La Cour constitutionnelle du Mali, par son Arrêt rendu le 18 avril 2024, relatif à la requête du Président de la transition aux fins de contrôle de conformité à la constitution de la loi organique N°2023-058/CNT-RM fixant les avantages, indemnités et autres traitements des membres du Conseil national de transition (CNT) a ainsi informé le public de l’existence de cette loi passée jusque-là inaperçue. Elle octroie aux membres du CNT ces indemnités jugées colossales par nombre de Maliens. Depuis lors, la polémique enfle.

La Cour constitutionnelle n’a pas dit niet à cette loi organique du CNT, comme beaucoup le pensaient. Elle avait simplement demandé des corrections. En d’autres termes, elle avait demandé de changer des mots et des expressions pour être dans l’esprit de la Constitution. Ce qui a été d’ailleurs vite fait par le CNT et nul doute que la Cour constitutionnelle donnera finalement son quitus à cette loi organique.

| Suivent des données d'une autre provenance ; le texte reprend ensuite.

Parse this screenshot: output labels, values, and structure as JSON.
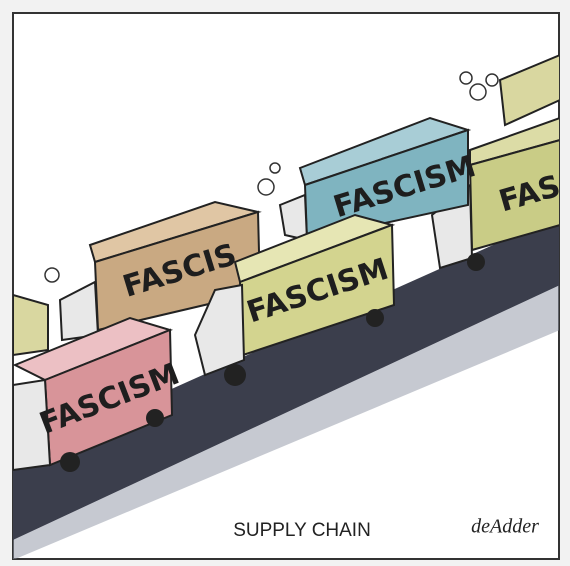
{
  "image": {
    "truck_labels": [
      "FASCISM",
      "FASCIS",
      "FASCISM",
      "FASCISM",
      "FAS"
    ],
    "caption": "SUPPLY CHAIN",
    "signature": "deAdder"
  }
}
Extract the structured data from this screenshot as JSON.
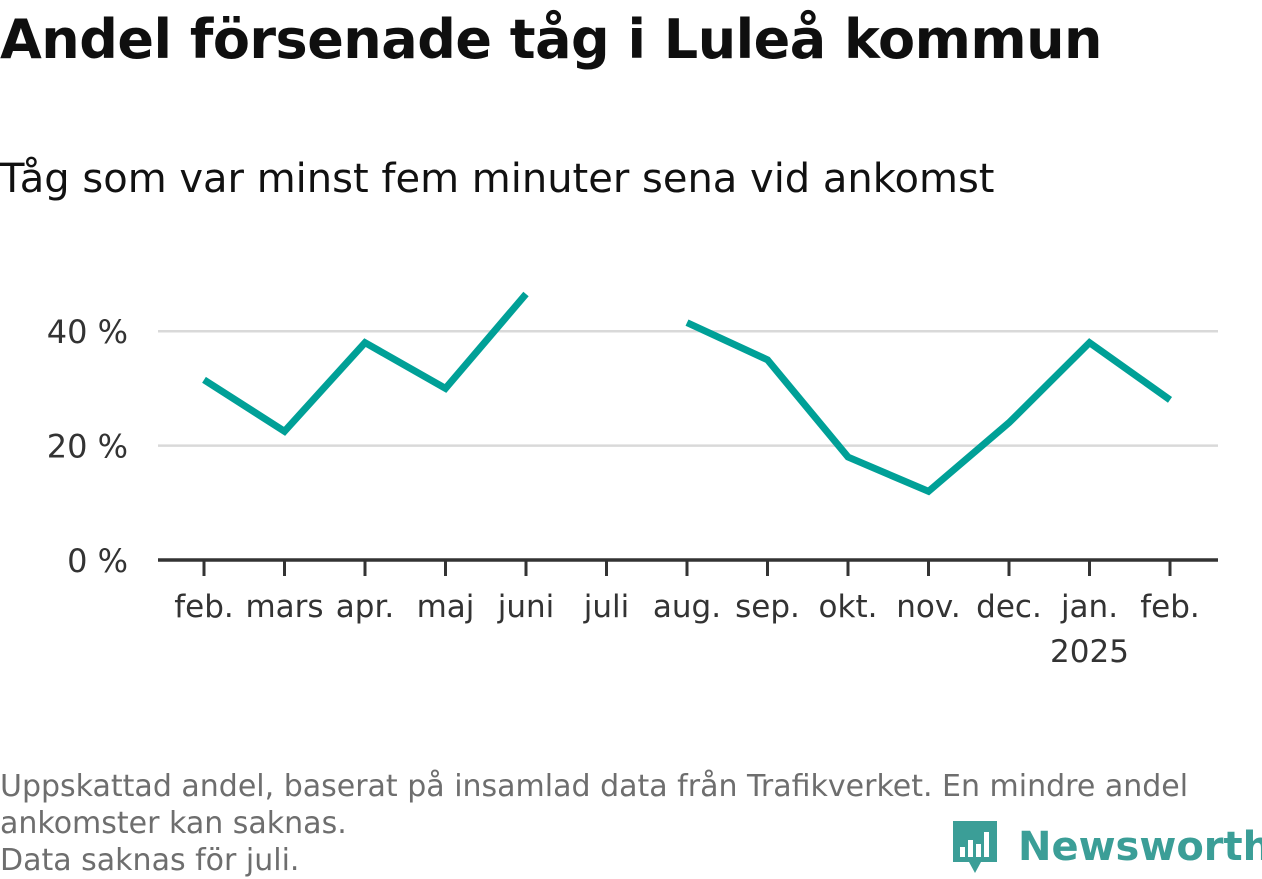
{
  "header": {
    "title": "Andel försenade tåg i Luleå kommun",
    "subtitle": "Tåg som var minst fem minuter sena vid ankomst"
  },
  "footnote": {
    "line1": "Uppskattad andel, baserat på insamlad data från Trafikverket. En mindre andel",
    "line2": "ankomster kan saknas.",
    "line3": "Data saknas för juli."
  },
  "brand": {
    "name": "Newsworthy",
    "icon": "newsworthy-logo-icon"
  },
  "colors": {
    "line": "#00a097",
    "grid": "#d9d9d9",
    "axis": "#333333",
    "brand": "#3b9e97"
  },
  "chart_data": {
    "type": "line",
    "categories": [
      "feb.",
      "mars",
      "apr.",
      "maj",
      "juni",
      "juli",
      "aug.",
      "sep.",
      "okt.",
      "nov.",
      "dec.",
      "jan.",
      "feb."
    ],
    "category_sublabels": [
      "",
      "",
      "",
      "",
      "",
      "",
      "",
      "",
      "",
      "",
      "",
      "2025",
      ""
    ],
    "series": [
      {
        "values": [
          31.5,
          22.5,
          38,
          30,
          46.5,
          null,
          41.5,
          35,
          18,
          12,
          24,
          38,
          28
        ]
      }
    ],
    "yticks": [
      0,
      20,
      40
    ],
    "ytick_labels": [
      "0 %",
      "20 %",
      "40 %"
    ],
    "ylim": [
      0,
      50
    ],
    "grid": true,
    "legend": "none",
    "xlabel": "",
    "ylabel": ""
  }
}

Depuis lors, l’actualité est dominée par cette affaire des indemnités des membres du CNT. C’est le tollé généralisé ! Les Maliens qui tirent le diable par la queue -d’ailleurs s’ils le voient encore – ont pu découvrir qu’on les appelle tous les jours à se scarifier et servir la Transition pour qu’elle réussisse, pendant qu’un groupe de privilégiés demande à se servir. Les membres du CNT, au plan financier, sont traités comme des députés. Ce qui est pourtant contraire à une disposition d’un Arrêt de la Cour constitutionnelle. Ils ne sont donc pas des députés parce qu’ils ne sont pas élus mais désignés. Précision faite par la Cour constitutionnelle dans son Arrêt n°2020-07/CC du 18 décembre 2020 relatif à la requête aux fins de contrôle de conformité à la Constitution du Règlement intérieur du Conseil National de Transition (CNT).

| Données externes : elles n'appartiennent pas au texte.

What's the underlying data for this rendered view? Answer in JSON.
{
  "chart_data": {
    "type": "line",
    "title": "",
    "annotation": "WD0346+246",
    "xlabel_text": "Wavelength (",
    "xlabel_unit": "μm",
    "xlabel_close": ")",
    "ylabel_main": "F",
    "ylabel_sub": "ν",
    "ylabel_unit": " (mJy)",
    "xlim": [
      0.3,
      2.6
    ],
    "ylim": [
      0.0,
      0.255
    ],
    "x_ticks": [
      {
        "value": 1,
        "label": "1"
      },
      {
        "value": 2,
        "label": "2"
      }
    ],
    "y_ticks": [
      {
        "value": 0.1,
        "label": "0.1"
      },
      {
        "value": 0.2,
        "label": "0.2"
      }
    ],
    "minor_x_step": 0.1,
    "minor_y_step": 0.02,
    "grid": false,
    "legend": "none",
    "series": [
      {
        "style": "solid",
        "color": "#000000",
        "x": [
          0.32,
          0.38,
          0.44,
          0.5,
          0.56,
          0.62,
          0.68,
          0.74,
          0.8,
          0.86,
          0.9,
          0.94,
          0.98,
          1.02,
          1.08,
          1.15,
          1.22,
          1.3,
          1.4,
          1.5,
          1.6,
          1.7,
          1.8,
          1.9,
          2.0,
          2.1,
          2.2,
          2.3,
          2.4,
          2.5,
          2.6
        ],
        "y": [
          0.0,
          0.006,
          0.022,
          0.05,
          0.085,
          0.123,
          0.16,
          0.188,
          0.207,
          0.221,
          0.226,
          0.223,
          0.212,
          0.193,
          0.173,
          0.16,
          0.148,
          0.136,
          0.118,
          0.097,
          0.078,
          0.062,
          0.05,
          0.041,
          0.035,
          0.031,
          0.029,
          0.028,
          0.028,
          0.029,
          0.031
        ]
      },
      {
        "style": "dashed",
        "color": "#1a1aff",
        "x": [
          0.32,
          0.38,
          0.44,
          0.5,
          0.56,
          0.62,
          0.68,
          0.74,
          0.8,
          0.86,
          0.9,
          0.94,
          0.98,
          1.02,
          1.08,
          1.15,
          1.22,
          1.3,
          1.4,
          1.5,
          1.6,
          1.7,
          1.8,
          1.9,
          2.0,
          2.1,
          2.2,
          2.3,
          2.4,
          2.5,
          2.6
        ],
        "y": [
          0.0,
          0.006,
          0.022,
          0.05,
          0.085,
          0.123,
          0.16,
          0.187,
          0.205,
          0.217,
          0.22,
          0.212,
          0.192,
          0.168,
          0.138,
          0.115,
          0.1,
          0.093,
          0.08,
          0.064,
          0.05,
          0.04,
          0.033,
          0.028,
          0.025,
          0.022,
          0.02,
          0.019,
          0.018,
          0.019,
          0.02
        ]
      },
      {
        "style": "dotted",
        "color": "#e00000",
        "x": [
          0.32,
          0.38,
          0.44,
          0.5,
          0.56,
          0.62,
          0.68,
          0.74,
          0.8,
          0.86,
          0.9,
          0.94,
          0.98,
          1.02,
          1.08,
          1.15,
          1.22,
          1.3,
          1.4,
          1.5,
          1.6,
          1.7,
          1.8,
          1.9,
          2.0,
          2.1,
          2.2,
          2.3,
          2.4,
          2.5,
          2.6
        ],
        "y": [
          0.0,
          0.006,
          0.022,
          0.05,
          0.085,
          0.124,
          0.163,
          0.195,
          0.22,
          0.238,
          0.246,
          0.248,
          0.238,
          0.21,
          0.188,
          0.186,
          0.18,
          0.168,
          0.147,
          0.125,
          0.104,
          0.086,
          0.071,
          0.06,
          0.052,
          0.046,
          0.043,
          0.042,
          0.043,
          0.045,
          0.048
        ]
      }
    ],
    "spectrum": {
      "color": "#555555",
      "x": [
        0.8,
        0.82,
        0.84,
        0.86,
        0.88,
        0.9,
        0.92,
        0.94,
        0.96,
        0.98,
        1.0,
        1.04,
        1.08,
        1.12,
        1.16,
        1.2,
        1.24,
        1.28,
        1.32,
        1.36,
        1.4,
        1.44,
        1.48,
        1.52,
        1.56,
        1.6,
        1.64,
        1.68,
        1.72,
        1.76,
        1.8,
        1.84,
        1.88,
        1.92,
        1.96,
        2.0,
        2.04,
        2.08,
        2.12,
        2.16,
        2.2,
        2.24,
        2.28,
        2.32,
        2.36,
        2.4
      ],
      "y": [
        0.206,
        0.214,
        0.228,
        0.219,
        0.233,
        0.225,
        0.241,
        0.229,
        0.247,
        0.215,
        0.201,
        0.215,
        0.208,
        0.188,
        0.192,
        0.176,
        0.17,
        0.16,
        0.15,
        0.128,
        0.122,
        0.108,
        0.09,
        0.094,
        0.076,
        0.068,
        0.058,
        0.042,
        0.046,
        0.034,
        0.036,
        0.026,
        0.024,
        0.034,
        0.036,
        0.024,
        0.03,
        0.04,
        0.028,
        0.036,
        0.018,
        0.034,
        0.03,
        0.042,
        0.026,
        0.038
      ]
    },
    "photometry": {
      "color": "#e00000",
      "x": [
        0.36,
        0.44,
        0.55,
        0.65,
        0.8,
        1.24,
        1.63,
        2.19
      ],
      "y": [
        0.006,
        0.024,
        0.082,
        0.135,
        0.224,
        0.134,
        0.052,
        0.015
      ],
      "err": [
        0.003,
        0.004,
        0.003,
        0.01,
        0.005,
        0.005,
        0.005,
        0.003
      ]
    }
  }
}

Dans cet Arrêt, on peut lire : “Considérant que les membres du Conseil national de Transition ont été nommés par décret du Président de la Transition ; que dès lors, même si le Conseil national de Transition est, au regard de l’article 13 de la Charte de la Transition, l’organe législatif de la Transition, ses membres ne sauraient porter le titre de Députés ;” avant d’ajouter : “Qu’au surplus, la Charte qui crée le Conseil national de Transition n’attribue pas la qualité de député, mais plutôt l’appellation de “membres du Conseil national de Transition”.

Par conséquent, il convient de remplacer dans le Règlement Intérieur, l’appellation “Député de la Transition” par “membres du Conseil national de Transition”, précisait le même Arrêt.

Le débat est donc clos depuis lors. Les membres du CNT ne sont pas des députés et ne doivent prétendre être traités comme tels. Malgré cela, depuis leur installation, ils perçoivent les indemnités prévues par le Règlement Intérieur de la défunte Assemblée nationale. Comprenez donc qu’ils ne sont donc pas des députés, mais au plan financier il faut les traiter comme tels. Et le CNT n’a pas attendu de voter une loi organique, comme celle proposée au contrôle de conformité de la Cour constitutionnelle, pour servir grassement ses membres. Cette loi, au contraire, vient comme une sorte de régularisation d’indemnités payées sans aucune base légale, mais simplement calquées sur les indemnités que percevaient les députés. D’ailleurs, peut-elle être rétroactive sur les lois des finances des années écoulées ?

Voilà le vrai problème que cache mal un faux-débat sur les pratiques financières au Parlement avant la Transition. De toute façon, se faire les gorges chaudes en rappelant que les députés des Législatures passées percevaient ceci ou cela, n’a rien d’un bon argumentaire. Comparaison n’est pas raison, ici. C’est pourquoi, les membres du CNT qui se sont exprimés pour tenter de faire une comparaison avec les pratiques parlementaires de la défunte assemblée nationale ont raté leurs sorties.

Qu’on se le tienne pour dit : membre du CNT n’est pas député et, en plus, vouloir calquer des pratiques financières du passé comme justification ne participe pas de la refondation du Mali, laquelle exige un changement positif, comme promis aux populations.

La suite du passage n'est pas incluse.